For the sake of completion, we add that during the legislative process an amendment was proposed to the Payments Act (act implementing PSD2 in Czech law), which also anticipated the option where the rules for TPP access to the payment account would be subject to the conclusion of an agreement between the bank and the TPP. Such an agreement should objectively define the rules of service provision (AIS or PIS) and rules for strong authentication. The draft amendment also anticipated an alternative to the agreement, which would be a situation where the TPP would provide the bank with evidence of meeting the conditions of a “reputable standard” for the access to the payment account and strong identification (without specifying what would be considered a reputable standard). However, this proposed amendment was not accepted in the third reading in the Chamber of Deputies and this provision is therefore not included in the final text of the Payments Act.

Conclusion

We believe that the EU and national regulators need to provide additional unified “instructions” that will allow banks and third parties to adequately harmonise and interpret PSD2 and GDPR requirements now during the transitional period and afterwards.

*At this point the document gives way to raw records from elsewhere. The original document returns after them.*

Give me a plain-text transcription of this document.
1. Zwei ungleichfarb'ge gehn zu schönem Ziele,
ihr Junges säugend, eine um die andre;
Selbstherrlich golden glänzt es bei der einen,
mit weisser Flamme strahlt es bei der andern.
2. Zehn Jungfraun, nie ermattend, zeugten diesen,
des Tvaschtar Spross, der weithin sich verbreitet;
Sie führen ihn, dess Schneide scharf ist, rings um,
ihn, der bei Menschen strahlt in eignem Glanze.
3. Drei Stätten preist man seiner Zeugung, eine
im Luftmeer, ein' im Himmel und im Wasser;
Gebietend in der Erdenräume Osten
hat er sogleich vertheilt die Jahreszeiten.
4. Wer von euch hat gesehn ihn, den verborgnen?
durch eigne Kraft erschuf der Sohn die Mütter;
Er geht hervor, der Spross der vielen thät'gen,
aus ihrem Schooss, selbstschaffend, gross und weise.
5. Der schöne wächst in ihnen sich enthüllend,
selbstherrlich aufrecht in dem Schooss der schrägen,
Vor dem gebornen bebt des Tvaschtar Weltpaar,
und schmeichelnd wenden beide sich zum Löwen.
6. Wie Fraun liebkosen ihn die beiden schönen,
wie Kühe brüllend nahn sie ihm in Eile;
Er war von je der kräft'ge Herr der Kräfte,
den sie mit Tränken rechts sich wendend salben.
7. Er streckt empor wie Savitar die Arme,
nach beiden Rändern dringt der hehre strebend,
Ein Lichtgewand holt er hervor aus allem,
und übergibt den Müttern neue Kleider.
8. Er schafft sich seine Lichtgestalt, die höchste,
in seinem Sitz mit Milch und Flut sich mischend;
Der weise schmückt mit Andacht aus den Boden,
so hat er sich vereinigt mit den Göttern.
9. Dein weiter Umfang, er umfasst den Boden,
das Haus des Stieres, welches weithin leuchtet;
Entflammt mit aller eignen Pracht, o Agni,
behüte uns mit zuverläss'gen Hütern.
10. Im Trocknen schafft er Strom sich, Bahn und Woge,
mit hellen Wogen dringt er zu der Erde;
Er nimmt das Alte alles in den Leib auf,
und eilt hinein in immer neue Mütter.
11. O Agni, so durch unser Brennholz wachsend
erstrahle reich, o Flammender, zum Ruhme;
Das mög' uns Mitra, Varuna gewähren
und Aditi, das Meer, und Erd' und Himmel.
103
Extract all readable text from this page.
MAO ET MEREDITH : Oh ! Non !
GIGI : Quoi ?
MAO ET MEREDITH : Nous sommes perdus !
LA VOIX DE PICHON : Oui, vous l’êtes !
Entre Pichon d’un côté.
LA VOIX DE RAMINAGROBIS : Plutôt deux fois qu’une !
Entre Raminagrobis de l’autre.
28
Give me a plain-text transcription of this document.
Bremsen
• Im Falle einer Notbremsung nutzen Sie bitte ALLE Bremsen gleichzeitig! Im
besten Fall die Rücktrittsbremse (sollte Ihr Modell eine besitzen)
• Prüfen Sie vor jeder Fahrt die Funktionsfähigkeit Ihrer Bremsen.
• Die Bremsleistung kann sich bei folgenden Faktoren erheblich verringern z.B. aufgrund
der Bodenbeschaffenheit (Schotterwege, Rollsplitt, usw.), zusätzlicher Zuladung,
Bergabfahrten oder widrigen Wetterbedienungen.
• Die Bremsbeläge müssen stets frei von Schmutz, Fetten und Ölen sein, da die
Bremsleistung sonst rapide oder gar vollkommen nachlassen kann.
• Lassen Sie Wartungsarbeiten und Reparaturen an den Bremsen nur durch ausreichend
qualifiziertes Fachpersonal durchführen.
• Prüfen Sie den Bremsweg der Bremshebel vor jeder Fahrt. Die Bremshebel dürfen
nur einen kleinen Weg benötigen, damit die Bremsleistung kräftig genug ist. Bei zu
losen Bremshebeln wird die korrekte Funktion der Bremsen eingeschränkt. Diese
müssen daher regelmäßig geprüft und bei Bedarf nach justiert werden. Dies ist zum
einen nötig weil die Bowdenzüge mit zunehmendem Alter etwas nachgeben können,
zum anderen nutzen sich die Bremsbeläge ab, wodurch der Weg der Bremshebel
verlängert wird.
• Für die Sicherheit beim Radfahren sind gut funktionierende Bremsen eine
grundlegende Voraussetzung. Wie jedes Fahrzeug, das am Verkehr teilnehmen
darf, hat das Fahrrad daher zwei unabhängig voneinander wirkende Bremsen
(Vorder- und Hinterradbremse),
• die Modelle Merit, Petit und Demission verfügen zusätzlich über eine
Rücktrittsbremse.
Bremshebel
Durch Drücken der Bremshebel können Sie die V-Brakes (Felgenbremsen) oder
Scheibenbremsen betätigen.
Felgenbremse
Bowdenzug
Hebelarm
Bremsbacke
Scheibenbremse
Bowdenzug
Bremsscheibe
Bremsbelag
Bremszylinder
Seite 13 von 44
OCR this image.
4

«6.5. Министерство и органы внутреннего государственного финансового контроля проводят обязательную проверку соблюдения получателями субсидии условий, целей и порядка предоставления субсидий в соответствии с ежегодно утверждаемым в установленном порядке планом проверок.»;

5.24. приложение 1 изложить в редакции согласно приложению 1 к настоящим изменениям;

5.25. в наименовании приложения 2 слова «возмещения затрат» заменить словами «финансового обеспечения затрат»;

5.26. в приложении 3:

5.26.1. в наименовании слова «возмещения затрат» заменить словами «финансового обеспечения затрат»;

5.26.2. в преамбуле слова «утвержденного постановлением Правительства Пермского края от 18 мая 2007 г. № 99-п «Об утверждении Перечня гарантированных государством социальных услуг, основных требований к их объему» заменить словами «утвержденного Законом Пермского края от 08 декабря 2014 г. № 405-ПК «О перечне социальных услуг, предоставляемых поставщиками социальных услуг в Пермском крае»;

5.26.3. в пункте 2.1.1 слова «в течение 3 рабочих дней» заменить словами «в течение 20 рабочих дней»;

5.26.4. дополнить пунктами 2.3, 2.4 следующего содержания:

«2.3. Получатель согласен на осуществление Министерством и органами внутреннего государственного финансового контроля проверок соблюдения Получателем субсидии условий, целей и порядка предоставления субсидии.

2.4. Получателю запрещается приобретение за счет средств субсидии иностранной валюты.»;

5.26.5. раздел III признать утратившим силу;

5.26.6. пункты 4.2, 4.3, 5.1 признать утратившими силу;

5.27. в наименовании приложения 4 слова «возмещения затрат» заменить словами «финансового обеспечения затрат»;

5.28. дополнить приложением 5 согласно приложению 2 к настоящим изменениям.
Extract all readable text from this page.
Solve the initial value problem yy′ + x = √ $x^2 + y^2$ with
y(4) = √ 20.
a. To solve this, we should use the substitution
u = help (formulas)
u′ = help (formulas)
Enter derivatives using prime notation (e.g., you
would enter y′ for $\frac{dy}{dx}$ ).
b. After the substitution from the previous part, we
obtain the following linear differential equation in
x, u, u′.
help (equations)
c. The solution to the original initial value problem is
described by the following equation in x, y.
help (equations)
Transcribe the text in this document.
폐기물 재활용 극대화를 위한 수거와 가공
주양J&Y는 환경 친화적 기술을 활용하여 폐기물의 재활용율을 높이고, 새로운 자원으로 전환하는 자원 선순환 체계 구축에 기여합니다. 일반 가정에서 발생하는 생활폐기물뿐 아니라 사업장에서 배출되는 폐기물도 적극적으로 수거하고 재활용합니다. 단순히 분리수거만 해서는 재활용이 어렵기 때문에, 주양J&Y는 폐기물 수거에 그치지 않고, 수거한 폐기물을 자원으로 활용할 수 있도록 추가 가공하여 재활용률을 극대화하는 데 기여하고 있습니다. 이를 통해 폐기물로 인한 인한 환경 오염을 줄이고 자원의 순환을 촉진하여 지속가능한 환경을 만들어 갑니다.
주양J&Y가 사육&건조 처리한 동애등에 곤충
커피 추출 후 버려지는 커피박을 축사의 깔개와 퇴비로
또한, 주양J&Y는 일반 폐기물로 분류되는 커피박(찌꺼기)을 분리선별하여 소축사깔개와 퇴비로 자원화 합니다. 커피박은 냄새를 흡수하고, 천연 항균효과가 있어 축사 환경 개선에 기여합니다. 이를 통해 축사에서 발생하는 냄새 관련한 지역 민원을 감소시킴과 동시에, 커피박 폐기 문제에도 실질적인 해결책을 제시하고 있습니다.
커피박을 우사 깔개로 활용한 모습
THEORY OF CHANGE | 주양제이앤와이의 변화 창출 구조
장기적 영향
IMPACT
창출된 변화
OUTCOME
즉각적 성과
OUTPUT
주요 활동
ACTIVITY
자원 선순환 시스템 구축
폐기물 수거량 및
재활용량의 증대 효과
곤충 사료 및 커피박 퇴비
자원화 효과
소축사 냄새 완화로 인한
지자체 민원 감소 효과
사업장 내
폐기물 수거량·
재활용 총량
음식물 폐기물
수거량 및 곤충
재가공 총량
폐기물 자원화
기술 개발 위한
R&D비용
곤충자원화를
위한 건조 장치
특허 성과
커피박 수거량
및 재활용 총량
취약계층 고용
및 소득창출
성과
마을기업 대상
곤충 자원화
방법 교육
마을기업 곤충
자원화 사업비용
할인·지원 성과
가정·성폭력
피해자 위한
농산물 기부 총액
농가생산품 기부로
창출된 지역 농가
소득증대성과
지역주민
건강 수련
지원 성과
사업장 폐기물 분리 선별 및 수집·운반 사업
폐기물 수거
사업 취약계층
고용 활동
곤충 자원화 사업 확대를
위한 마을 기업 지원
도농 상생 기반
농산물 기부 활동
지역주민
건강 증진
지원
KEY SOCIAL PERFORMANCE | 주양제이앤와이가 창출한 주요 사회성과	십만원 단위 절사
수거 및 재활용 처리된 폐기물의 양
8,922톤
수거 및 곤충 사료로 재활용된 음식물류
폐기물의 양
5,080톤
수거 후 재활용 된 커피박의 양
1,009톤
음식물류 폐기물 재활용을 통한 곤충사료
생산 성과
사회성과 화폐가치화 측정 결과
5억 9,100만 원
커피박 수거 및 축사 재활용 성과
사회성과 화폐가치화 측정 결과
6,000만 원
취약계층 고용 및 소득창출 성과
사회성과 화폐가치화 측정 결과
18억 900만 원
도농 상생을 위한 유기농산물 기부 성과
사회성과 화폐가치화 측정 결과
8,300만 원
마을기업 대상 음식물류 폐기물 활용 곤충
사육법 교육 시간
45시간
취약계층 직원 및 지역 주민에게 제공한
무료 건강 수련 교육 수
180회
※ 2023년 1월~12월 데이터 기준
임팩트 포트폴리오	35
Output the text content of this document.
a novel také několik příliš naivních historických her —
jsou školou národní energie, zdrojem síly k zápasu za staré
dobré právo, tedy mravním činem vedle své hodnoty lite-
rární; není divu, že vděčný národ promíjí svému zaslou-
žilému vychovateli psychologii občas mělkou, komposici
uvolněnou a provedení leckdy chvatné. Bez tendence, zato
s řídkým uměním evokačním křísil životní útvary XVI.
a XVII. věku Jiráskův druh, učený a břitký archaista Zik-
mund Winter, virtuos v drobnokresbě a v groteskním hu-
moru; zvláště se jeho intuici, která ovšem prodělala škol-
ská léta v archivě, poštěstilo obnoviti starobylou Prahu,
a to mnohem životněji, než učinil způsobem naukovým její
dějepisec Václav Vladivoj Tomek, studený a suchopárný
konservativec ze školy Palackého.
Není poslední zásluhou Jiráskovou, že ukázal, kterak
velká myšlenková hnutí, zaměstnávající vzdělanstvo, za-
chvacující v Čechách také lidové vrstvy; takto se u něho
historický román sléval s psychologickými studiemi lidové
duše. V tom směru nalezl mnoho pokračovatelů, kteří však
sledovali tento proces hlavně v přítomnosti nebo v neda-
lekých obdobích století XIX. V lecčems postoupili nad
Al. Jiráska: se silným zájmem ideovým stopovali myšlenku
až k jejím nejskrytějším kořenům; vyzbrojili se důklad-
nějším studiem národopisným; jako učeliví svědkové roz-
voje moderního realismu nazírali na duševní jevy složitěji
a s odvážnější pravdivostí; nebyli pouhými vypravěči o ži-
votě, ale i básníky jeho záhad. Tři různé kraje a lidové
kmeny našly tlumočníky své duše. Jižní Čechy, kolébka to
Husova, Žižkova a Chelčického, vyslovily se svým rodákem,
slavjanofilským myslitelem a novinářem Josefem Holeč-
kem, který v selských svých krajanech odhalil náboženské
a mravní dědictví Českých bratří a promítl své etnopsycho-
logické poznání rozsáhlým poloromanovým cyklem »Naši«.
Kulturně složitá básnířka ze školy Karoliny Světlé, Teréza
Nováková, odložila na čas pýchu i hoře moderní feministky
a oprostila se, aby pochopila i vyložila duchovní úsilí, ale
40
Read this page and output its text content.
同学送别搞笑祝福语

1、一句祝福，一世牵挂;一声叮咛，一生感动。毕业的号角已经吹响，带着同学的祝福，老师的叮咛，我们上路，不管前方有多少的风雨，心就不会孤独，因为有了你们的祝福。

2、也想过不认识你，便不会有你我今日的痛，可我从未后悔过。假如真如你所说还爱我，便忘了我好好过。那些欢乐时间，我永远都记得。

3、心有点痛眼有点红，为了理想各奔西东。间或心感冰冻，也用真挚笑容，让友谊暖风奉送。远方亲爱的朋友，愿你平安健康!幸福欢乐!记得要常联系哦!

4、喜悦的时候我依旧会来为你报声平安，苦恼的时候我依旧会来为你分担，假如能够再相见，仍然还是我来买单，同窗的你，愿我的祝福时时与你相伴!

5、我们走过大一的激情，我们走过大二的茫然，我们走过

Given the new sanctions for GDPR non-compliance (up to 4% of the global annual turnover of the company), there is a risk that if such a unifying regulation does not appear, some banks may prioritise compliance with the GDPR over PSD2. Such a solution would probably lead to a significant limitation of TPPs’ access to data and a very strict interpretation of the scope of the client’s consent. Ultimately, it would have a negative impact on the usability of third party services and the added value of the newly introduced services for the end users brought by PSD2.

In our opinion, banks and TPPs both should in any case avoid making the strategic mistake of implementing PSD2 and the GDPR separately. On the contrary, they should ensure their mutual coordination and account for the requirements of both regulations at the same time.

As for the matter of consents, we believe that the current approach to API in the British Open Banking initiative offers a functional model that can serve as a good basis and that it could be interesting for third parties in the United Kingdom and elsewhere in Europe to draw inspiration from this approach.

Important

This summary was formulated only on a general level and in this respect we strongly recommend obtaining expert support of a specialised advisor before making any further steps. We will naturally gladly be of assistance in this context.

1 The GDPR introduces a new standard of consents required for personal data processing. Although PSD2 does not offer its own definition of (client) consent, companies implementing PSD2 should not automatically follow the assumption that a limiting interpretation of the GDPR will have to be applied in all cases, since not all payment data are necessarily also personal data.

2 This name for these services is used by the newly adopted Payments Act that implements PSD2 provisions in Czech law.

3 The nine largest British banks according to CMA that are already subject to the Open Banking standard are: Bank of Ireland, Barclays, Danske, HSBC, Lloyds Banking Group, Nationwide, RBS Group and Santander – author’s note.

4 The RTS explicitly state that the name of the account holder and account number do not constitute sensitive personal data.

5 Fuzzy logic is a calculation method based on “degrees of probability”, unlike the usual “true or false” (1 or 0) in Boolean logic.

6 RTS for strong customer authentication and secure communication will come into force 18 months after their publication in the European Union Official Journal.

7 A method using a computer program for copying data from a website designed for showing information to regular users, unlike the use of standard communication via API. A screen scraping software usually identifies itself to the provider as a human user, not as a robot.

8 Screen scraping allows TPPs to access any information that is available to clients on the online banking platform, same as if the users logged in themselves.